Water-quality monitoring must include a visual inspection with photos, surface-water sampling, and evidence of preparation for the rainy season, such as covering up areas used to store bedding or manure. Ranch managers can either conduct their own sampling or participate in a group effort. If, after two years, the results are good, the water board may reduce the number of samples that facilities have to pull. 

Samples must be taken from streams during or directly following three major storm events that are at least 14 days apart. When one manager last Friday pointed out that, to access the creek near her ranch in Nicasio, she would have to descend eight feet through poison oak, Ms. Taul said sampling runoff on the ranch itself might be a better alternative. 

Ms. Taul said the water board had tried to make the process as smooth as possible. “You can customize your facility as much as possible, and you can test it yourself,” she said. 

Improvement implementations are expected to be completed within two years of enrollment, but Ms. Taul admitted that might not be a realistic goal. “We are totally open to schedules and you setting your own schedule and just letting us know what that is,” she said.

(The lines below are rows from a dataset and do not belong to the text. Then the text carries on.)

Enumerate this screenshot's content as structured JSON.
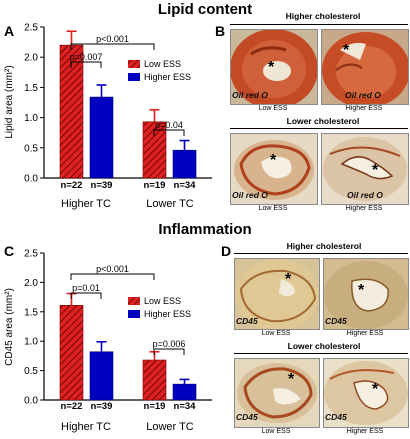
{
  "titles": {
    "lipid": "Lipid content",
    "inflammation": "Inflammation"
  },
  "panels": {
    "a": "A",
    "b": "B",
    "c": "C",
    "d": "D"
  },
  "chart_data": [
    {
      "type": "bar",
      "ylabel": "Lipid area (mm²)",
      "ylim": [
        0,
        2.5
      ],
      "yticks": [
        "0.0",
        "0.5",
        "1.0",
        "1.5",
        "2.0",
        "2.5"
      ],
      "yticks_values": [
        0,
        0.5,
        1.0,
        1.5,
        2.0,
        2.5
      ],
      "groups": [
        "Higher TC",
        "Lower TC"
      ],
      "series": [
        {
          "name": "Low ESS",
          "values": [
            2.2,
            0.93
          ],
          "errors": [
            0.23,
            0.2
          ],
          "color": "#e02020",
          "hatch": true,
          "n": [
            "n=22",
            "n=19"
          ]
        },
        {
          "name": "Higher ESS",
          "values": [
            1.34,
            0.46
          ],
          "errors": [
            0.2,
            0.16
          ],
          "color": "#0000c0",
          "hatch": false,
          "n": [
            "n=39",
            "n=34"
          ]
        }
      ],
      "annotations": [
        "p<0.001",
        "p=0.007",
        "p=0.04"
      ]
    },
    {
      "type": "bar",
      "ylabel": "CD45 area (mm²)",
      "ylim": [
        0,
        2.5
      ],
      "yticks": [
        "0.0",
        "0.5",
        "1.0",
        "1.5",
        "2.0",
        "2.5"
      ],
      "yticks_values": [
        0,
        0.5,
        1.0,
        1.5,
        2.0,
        2.5
      ],
      "groups": [
        "Higher TC",
        "Lower TC"
      ],
      "series": [
        {
          "name": "Low ESS",
          "values": [
            1.61,
            0.68
          ],
          "errors": [
            0.2,
            0.14
          ],
          "color": "#e02020",
          "hatch": true,
          "n": [
            "n=22",
            "n=19"
          ]
        },
        {
          "name": "Higher ESS",
          "values": [
            0.82,
            0.27
          ],
          "errors": [
            0.17,
            0.08
          ],
          "color": "#0000c0",
          "hatch": false,
          "n": [
            "n=39",
            "n=34"
          ]
        }
      ],
      "annotations": [
        "p<0.001",
        "p=0.01",
        "p=0.006"
      ]
    }
  ],
  "micrographs": {
    "b": {
      "top_title": "Higher cholesterol",
      "bottom_title": "Lower cholesterol",
      "stain": "Oil red O",
      "captions": [
        "Low ESS",
        "Higher ESS",
        "Low ESS",
        "Higher ESS"
      ]
    },
    "d": {
      "top_title": "Higher cholesterol",
      "bottom_title": "Lower cholesterol",
      "stain": "CD45",
      "captions": [
        "Low ESS",
        "Higher ESS",
        "Low ESS",
        "Higher ESS"
      ]
    },
    "star": "*"
  }
}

Under existing state guidelines, facilities should have already been doing most of the required practices, she added. Although the new testing, reporting and monitoring are a slightly larger ask, funds to carry out those tasks are available through the Natural Resources Conservation Service. “They can get free assistance for putting together a ranch plan and implementing specific improvements like installing gutters or infrastructure improvements,” Ms. Taul said. 

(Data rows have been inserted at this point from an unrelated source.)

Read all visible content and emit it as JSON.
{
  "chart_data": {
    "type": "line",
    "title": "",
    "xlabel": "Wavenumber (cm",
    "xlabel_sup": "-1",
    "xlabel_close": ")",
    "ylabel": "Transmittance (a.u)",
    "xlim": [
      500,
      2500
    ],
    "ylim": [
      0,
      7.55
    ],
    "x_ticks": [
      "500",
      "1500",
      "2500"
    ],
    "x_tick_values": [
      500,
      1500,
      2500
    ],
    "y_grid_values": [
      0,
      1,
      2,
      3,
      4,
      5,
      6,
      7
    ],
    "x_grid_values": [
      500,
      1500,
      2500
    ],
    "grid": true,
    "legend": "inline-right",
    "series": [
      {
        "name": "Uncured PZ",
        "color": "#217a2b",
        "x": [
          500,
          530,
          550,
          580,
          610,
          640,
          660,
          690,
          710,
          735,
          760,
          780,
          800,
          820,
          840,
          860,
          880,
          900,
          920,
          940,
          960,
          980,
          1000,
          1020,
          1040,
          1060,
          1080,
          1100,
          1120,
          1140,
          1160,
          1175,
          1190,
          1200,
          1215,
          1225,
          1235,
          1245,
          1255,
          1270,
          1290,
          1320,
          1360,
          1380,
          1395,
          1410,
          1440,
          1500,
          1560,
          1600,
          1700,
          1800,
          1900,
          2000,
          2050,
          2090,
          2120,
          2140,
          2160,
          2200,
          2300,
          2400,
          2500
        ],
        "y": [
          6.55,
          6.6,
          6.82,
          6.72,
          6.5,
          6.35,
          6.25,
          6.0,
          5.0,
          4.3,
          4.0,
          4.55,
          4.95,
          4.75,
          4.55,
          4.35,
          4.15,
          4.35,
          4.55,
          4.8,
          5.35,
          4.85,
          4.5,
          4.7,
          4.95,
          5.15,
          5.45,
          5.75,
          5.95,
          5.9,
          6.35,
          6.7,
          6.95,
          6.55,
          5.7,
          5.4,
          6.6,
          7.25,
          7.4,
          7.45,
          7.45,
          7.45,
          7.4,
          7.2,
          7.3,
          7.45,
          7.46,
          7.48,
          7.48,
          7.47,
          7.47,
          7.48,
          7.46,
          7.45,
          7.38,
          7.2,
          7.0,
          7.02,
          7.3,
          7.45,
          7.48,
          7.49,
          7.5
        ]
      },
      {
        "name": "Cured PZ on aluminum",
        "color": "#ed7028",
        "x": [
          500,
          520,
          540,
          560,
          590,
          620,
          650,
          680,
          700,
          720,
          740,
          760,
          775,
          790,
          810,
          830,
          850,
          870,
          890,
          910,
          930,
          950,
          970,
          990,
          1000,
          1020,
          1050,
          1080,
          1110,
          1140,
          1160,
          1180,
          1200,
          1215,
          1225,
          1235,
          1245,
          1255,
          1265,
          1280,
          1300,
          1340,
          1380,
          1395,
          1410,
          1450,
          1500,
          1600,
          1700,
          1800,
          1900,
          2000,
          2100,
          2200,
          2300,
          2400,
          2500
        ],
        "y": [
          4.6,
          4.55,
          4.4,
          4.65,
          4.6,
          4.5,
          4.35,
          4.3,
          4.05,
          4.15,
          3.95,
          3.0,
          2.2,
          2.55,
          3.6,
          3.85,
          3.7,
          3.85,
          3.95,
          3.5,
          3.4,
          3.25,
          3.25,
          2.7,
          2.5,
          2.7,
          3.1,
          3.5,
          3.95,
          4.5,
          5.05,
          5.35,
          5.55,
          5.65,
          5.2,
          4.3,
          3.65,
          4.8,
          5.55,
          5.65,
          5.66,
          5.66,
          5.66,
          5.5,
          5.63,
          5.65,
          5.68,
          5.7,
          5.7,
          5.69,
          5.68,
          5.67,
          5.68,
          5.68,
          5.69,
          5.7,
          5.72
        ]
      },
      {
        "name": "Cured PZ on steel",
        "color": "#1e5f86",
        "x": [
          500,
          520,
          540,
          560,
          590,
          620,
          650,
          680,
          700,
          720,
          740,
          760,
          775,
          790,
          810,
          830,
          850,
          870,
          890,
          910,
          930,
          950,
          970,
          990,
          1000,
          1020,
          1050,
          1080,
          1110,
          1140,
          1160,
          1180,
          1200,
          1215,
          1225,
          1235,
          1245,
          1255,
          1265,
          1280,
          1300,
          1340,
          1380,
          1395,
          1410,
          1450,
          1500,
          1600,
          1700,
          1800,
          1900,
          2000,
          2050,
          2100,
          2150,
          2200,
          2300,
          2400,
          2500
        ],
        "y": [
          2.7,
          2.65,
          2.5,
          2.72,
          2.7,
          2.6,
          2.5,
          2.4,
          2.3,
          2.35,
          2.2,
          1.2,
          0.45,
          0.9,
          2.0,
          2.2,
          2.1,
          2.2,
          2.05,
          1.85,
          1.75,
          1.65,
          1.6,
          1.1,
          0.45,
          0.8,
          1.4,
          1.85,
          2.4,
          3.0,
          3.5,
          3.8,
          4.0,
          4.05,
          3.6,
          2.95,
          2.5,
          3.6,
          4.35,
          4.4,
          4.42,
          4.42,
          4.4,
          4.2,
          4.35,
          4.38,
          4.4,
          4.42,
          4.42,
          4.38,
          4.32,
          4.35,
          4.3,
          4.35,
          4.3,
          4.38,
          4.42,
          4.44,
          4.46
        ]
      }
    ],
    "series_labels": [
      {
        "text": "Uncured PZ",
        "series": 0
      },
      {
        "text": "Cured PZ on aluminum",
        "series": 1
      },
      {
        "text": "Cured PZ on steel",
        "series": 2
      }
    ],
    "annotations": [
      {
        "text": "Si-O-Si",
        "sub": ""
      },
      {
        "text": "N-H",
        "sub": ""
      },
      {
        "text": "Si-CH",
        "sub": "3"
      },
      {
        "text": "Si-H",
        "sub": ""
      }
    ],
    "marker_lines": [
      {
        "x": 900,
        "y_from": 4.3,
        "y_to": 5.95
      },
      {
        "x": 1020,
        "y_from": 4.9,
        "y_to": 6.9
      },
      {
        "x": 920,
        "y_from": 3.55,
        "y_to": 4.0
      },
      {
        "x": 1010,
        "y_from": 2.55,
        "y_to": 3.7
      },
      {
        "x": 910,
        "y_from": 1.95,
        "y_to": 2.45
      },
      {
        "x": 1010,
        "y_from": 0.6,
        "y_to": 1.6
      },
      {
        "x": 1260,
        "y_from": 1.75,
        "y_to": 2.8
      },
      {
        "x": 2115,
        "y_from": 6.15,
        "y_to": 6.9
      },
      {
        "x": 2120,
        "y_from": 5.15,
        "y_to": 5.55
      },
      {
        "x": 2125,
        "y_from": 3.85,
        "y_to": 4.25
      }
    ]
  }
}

Serena Ahlgren, general manager of Shamrock Ranch in Pacifica, said that although the water board’s flood of requirements initially seemed daunting, she was relieved to see that they were flexible with timelines and customizing plans. Finding the manpower and expertise necessary to make any needed changes would be the biggest hurdle. “We’re a little short-staffed—getting work done is a little bit of a challenge,” she said. “[This is] adding to the list of regulatory agencies wanting things from us.” 

Susan Rowsell has managed 90 acres and 14 horses for 20 years as a manager at Point Reyes Arabian Adventures. She said her facility already complies with the new state requirements. Horses are kept far enough away from water bodies so water contamination is not a problem, and the ranch’s large swath of land compared to its number of horses prevents over-grazing and any destruction of natural vegetative barriers.  

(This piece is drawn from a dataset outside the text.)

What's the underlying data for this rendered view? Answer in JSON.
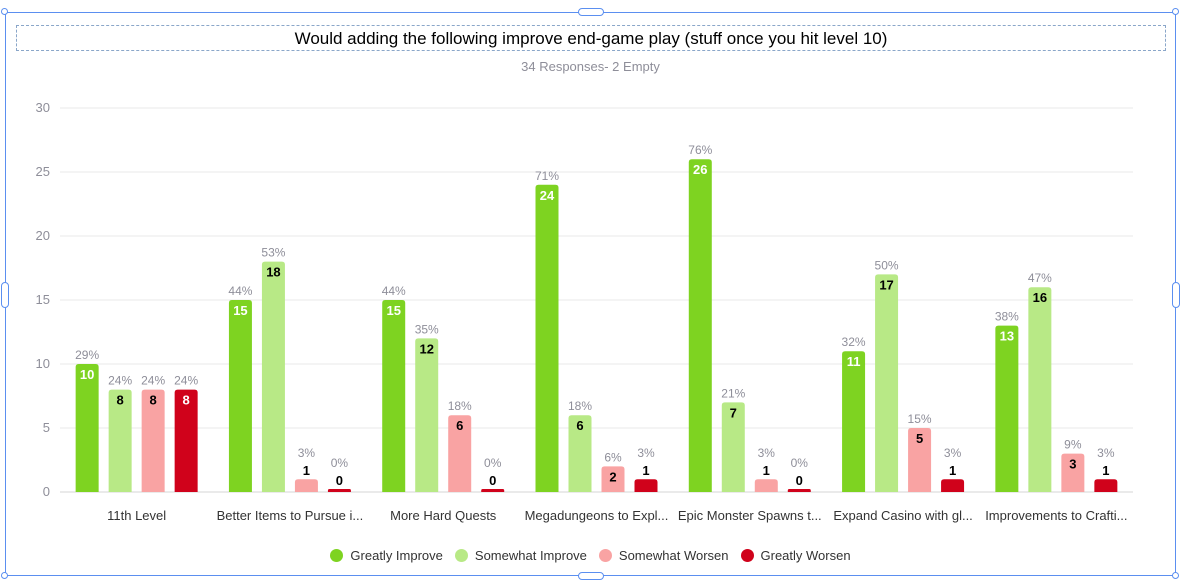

She said she appreciated that the water board was educating people and monitoring facilities. “We don’t want to eat our oysters and fish and have to worry if they’re not clean,” she said. 

Halleck Creek Ranch’s executive director, Molly Scannell, said that despite the burdens posed by the ranch plans, “We rely on the health of our land… It’s the right thing to do.” Ms. Scannell has been working with the Natural Resources Conservation Service to develop a comprehensive nutrient management plan that focuses on the ranch’s manure piles. After that plan is developed, she plans to apply for equine grants to help offset some of the costs that will be incurred under the new requirements. 

When one attendee asked last Friday what would happen to scofflaws, Ms. Taul said that a violation of the waste discharge requirement can add up to a $5,000-a-day fine. 

But, she said, “We would never issue a fine for a year at that. It would be ‘Talk to me, let’s figure this out.’ But if someone is not even submitting a notice of intent, or responding to a letter, then letters turn into stronger letters. And then, if they continue to avoid us, that’s when the potential for fines can come up.”